A Great Night To Wear Pink

Phoebus’ football squad wore pink shoelaces and other clothes Thursday to spread the word of Breast Cancer Awareness Month during a 63-7 win over Menchville, which also wore pink. Photos by Jason Norman
Even referees like Tony Krug helped spread awareness, as nearly everyone at the game was pinned with a pink ribbon.
On Thursday night, two Peninsula District football teams proved that real men truly do indeed wear pink.
But so do real women, and so do real children. Because for a brief moment that night, a pair of schools united to face an enemy stronger than any who have ever stepped across the sidelines at Darling Stadium.
Following in the footsteps of their NFL counterparts, Phoebus and Menchville threaded their cleats with pink laces and wore gloves and towels of the same shade in honor of Breast Cancer Awareness Month - and the estimated 40,000 women that the disease will steal this year alone. Throughout the stands and along the sidelines, cheerleaders looped pink bands through their hair, parents and friends displayed pink hats, scarves, and jackets, and nearly everyone - even the officials -- was pinned with a pink ribbon, the symbol of America's battle with the illness.

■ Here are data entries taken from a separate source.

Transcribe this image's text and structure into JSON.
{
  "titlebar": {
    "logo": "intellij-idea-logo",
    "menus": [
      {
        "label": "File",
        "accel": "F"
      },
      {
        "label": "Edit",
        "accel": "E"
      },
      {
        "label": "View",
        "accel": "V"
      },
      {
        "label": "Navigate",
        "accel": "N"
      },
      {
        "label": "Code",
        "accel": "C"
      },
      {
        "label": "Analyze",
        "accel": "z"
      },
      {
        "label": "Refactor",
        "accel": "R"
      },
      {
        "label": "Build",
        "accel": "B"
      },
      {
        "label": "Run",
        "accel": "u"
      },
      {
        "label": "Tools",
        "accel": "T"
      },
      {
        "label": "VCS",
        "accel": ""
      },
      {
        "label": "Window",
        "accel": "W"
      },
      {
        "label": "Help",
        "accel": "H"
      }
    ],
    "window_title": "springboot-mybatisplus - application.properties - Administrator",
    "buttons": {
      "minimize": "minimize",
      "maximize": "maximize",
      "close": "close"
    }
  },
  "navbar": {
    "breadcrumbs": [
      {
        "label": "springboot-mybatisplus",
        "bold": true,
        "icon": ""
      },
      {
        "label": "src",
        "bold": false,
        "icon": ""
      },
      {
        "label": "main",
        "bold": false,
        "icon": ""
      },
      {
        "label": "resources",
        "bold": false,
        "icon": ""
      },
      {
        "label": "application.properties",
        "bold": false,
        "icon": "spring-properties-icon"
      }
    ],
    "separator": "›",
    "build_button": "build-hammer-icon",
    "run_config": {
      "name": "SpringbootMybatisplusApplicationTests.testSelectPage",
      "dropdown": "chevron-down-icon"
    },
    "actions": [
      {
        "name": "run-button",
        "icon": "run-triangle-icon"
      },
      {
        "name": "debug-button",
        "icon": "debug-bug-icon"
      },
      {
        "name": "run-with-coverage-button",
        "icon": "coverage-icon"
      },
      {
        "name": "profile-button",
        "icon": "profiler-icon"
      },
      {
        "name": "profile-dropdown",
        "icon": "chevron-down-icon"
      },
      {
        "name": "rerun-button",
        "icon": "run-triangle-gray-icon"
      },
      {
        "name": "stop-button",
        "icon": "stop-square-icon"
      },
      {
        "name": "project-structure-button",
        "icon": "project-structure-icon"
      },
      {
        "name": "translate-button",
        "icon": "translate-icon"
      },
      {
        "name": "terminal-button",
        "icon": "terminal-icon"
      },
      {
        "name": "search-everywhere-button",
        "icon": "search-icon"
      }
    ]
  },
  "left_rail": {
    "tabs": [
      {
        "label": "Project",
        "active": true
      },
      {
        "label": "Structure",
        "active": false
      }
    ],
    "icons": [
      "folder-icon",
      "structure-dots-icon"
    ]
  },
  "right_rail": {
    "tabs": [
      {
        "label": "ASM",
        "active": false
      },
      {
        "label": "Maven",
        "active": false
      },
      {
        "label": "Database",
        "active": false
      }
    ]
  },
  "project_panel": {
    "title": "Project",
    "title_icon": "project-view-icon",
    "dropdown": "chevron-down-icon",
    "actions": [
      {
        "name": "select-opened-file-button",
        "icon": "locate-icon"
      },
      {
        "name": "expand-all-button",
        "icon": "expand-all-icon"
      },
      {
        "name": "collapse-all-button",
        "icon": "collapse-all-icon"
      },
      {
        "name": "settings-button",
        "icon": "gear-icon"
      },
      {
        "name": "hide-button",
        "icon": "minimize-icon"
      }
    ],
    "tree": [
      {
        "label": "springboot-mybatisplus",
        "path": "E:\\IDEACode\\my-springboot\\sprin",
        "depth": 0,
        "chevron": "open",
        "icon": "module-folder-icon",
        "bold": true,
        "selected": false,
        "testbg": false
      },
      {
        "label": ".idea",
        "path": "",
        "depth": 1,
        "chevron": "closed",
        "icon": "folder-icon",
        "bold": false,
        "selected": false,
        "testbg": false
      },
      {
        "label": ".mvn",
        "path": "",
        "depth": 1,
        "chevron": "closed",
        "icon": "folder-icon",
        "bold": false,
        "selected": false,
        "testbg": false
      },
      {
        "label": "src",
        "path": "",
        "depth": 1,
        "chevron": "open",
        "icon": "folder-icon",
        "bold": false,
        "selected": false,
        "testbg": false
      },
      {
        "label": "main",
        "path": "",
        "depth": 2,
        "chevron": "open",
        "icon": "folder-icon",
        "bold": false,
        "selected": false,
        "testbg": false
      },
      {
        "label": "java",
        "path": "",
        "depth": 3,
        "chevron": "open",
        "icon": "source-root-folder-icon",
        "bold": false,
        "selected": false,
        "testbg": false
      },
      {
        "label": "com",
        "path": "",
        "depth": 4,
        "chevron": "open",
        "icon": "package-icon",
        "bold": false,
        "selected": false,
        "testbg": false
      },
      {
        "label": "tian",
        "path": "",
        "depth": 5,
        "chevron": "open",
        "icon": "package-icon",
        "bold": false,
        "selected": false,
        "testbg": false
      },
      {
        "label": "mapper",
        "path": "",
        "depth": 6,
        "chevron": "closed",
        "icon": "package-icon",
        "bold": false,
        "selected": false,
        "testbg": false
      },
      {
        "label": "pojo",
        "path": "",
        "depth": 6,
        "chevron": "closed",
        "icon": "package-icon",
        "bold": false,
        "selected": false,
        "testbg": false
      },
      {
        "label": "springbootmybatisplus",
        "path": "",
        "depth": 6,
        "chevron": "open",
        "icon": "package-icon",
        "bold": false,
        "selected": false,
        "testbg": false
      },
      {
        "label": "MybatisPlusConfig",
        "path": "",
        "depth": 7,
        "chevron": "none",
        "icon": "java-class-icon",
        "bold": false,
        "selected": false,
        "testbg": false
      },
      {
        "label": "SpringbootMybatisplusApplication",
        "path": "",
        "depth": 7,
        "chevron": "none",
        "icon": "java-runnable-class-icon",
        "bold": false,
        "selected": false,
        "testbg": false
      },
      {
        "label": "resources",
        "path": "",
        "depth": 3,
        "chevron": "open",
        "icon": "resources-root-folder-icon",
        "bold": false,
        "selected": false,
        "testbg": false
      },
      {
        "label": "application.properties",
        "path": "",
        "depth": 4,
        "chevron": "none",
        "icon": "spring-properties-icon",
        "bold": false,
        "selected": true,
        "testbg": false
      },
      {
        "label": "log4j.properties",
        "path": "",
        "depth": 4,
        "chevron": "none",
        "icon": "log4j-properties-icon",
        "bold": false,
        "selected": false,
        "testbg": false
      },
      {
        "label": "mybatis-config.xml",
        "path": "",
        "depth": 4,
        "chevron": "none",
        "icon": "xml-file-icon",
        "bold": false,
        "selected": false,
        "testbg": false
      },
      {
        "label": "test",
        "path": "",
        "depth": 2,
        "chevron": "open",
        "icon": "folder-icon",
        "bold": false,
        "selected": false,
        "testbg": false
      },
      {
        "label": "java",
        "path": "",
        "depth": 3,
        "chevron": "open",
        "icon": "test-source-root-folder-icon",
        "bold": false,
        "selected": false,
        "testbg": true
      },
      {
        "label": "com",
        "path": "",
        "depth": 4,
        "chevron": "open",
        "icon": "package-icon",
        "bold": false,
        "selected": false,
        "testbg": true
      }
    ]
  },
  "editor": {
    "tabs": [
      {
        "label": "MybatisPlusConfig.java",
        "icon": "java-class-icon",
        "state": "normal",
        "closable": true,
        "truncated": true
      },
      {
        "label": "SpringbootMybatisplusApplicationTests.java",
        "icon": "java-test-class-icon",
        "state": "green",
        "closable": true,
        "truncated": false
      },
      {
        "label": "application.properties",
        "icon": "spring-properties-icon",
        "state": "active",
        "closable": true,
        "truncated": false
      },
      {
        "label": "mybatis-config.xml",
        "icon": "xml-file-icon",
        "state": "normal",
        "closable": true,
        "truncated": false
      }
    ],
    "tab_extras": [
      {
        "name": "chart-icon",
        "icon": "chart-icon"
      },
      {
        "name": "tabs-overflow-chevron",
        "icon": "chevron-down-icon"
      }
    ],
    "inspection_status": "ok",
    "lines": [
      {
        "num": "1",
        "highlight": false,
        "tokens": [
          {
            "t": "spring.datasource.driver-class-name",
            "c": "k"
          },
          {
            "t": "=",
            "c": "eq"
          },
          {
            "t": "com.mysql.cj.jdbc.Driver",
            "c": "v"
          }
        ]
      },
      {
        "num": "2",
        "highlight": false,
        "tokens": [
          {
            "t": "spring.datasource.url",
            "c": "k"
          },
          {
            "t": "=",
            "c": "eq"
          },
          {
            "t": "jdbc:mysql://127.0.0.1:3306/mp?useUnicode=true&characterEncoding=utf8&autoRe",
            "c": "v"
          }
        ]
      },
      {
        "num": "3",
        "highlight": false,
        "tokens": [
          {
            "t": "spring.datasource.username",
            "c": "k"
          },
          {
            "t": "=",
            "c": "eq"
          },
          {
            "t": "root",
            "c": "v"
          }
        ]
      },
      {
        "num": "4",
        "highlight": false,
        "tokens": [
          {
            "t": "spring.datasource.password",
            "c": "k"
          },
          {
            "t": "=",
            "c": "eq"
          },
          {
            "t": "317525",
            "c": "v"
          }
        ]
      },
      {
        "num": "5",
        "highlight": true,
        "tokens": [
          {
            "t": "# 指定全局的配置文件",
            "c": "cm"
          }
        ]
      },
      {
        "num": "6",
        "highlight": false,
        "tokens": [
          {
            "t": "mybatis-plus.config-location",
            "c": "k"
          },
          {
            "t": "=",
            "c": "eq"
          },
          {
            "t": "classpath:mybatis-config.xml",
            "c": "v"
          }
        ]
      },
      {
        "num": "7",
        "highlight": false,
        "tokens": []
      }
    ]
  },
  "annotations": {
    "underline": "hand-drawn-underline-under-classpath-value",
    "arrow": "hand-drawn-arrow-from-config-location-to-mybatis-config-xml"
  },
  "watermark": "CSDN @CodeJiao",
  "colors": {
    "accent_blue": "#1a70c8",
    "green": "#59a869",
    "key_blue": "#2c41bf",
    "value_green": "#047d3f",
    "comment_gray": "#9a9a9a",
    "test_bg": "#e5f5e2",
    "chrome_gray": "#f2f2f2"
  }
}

Last Sunday, Nina Robinson was checking out the weekly pro football action. Between huddles, she noticed that some of the players were wearing pink shoes, gloves, and other colored clothing.
Robinson, whose son Chaz is in his last year on the Phantom gridiron, decided to bring the movement home.
"I thought it was a great idea," she said. "I think it's a wonderful month, and I hadn't heard of any other schools that were doing it. We have some family members that are survivors, and I thought we should show something where the kids can learn about breast cancer, so that everybody can be aware of it."
She talked to the Phoebus administration, and word eventually reached coach Stan Sexton.
"There's two or three kids on the team that have had a relative or friend pass away from breast cancer," Sexton said, "and we just felt like it was a good thing to do, to raise awareness about something."
As his players and their classmates spread the word around school, Phoebus officials called their next football rival. Menchville decided to get its own word out.
"A lot of people have been affected by breast cancer," said Monarch football coach John Byron, "either a family member has had it or you know somebody that it's happened to, and we just felt like this could get people talking about it, and eventually they could raise some funds and find a cure for this terrible disease."
Ron Johnson's one of the millions with a personal reason for that achievement.
"It was tough, but we stuck together and made it through," said Phoebus' quarterback coach, whose mother beat breast cancer nine years ago. "My heart goes out to everybody who's fighting it. I'm excited and thankful that we're a country that can come together and recognize that this is a problem, and we're helping each other with it."
As the Phantoms celebrated their Homecoming game on Thursday with a 63-7 win (Chaz, a pink towel hanging from his waist, ran for a touchdown in the victory), many alumni came to get re-acquainted with their old stomping grounds, and re-discover a few memories.
"Long before she discovered it, she always had problems with lumps, so we always knew she could possibly get it, but when it happened, it was still a shocker," said 1978 class member Alicia Johns, whose mother was diagnosed about 25 years ago.
Fortunately, a mastectomy took care of her mother's illness quickly, but no one will ever forget it, Johns continued.
"It's been a long time now that she's been a survivor," she said, "but she's constantly going to the doctor to make sure nothing shows up."
As she looked at a few years' worth of high school students, alumnus Corintha Robinson remembered her friend Betty Glone, diagnosed with the disease when she wasn't much older than the Phantom's sophomore class.
"She fought it for about four years, and died at 21," Robinson said. "Cancer was in her family, but she was high-spirited; she never let it get her down. It was devastating, and it let me know it can happen to anyone. Before I got of age to be checked out, I was already going in. This is to let the kids know that cancer can get anybody. Everybody's at risk, regardless of age."